Are our lawyers being used by the Kremlin kleptocracy?

The Observer

Bill Browder’s successful campaign against the Russian authorities who stole his company and contributed to his lawyer’s death has landed him in an English libel court.

One of the main aims of Russian foreign policy is to stop Bill Browder. The pugnacious financier has developed a devastating way of parting Putin’s gangsters from their money. I cannot tell you how much they hate him for it.

At the instigation of Browder’s researchers in London, parliaments are passing “Magnitsky laws”, named after his lawyer, Sergei Magnitsky, who died in prison after revealing how criminals had taken $230m (£143m) from the Russian taxpayer. The US, Britain and other EU countries are considering or have already implemented a ban on entry to, and the freezing of the assets of those responsible for his detention and death, those who benefited from the conspiracy Magnitsky uncovered.

The Kremlin crime gang fears revolution. Maybe there will be a democratic uprising. Maybe a new bunch of thieves will replace the old bunch of thieves. In either event, they would want to flee abroad and enjoy their loot. Now, thanks to a novel human rights campaign, they may not be able to enjoy uncontested possession of stolen goods.

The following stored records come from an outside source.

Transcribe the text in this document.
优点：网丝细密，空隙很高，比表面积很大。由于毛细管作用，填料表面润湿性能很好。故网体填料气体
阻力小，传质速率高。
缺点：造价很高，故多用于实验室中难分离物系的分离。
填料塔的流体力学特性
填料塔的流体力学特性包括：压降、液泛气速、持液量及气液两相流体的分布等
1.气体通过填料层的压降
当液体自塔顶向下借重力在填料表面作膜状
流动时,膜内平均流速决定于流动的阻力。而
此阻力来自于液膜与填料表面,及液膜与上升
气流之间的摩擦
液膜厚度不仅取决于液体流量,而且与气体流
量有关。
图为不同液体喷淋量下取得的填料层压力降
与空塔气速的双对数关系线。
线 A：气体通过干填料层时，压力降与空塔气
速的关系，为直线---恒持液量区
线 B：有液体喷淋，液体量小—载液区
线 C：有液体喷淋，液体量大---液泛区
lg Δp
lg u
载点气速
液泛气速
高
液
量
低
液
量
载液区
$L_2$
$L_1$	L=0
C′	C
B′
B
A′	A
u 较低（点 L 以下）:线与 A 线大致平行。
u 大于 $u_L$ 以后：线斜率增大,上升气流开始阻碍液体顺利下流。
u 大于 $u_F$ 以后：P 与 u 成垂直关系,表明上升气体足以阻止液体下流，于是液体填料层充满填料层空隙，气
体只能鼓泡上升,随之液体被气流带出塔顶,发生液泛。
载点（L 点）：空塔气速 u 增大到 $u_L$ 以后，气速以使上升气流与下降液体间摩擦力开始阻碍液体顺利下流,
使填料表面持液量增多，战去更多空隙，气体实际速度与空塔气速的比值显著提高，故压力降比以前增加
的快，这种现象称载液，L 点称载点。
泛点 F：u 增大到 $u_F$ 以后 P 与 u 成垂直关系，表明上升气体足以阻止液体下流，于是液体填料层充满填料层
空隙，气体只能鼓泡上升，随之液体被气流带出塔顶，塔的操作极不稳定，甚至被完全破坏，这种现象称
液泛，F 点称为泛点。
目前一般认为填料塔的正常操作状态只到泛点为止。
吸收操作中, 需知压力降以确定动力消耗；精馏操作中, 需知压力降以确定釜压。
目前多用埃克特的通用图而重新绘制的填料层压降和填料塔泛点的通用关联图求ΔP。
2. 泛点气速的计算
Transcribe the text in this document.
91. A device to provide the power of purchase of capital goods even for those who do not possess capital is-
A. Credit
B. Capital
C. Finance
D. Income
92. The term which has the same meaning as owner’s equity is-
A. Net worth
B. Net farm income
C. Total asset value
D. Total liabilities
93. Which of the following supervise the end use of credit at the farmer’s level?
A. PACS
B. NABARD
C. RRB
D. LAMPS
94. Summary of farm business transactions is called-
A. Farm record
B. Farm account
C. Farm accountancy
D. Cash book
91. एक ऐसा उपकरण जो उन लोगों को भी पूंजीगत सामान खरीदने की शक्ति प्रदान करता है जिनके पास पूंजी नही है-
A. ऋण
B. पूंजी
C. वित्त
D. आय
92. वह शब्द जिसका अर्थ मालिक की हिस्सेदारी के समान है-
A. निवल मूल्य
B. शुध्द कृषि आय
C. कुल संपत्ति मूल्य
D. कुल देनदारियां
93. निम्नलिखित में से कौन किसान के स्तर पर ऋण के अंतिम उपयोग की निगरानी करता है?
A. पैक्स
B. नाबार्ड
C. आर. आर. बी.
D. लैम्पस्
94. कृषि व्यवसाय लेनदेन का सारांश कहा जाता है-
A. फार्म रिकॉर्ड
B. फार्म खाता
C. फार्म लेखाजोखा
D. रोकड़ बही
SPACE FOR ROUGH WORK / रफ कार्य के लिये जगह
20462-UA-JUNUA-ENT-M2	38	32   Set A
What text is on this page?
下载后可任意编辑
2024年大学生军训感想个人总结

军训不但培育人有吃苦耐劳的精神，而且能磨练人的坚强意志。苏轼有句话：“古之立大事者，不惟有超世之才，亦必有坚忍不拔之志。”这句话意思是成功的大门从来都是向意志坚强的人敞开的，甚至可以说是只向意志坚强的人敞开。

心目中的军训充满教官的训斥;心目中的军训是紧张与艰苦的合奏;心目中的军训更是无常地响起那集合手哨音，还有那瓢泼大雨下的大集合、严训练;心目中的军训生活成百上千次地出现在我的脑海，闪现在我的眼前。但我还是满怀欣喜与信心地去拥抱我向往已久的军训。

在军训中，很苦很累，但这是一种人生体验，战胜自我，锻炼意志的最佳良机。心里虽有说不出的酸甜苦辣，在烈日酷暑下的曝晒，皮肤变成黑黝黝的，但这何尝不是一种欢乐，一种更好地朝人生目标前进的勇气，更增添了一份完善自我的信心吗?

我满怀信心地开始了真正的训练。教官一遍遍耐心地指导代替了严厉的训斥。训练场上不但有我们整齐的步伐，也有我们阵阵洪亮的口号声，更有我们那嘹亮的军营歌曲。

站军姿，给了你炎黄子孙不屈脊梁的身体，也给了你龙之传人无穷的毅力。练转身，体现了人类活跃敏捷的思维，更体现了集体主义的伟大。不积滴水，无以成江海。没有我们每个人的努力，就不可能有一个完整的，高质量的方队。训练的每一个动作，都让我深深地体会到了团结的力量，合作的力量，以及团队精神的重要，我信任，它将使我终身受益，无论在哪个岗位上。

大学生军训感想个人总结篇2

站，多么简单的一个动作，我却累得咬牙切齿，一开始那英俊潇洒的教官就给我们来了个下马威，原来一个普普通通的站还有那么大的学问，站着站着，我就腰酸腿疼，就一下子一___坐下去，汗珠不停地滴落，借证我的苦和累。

What would you do in their position? Ideally, you would want outwardly respectable people and institutions to discredit the campaign against you; to make it seem as if you were the victim of unwarranted smears. The willingness of the English law to help on these occasions has led to organisations as varied as the United Nations and the Obama White House to treat England as a global threat to freedom of speech.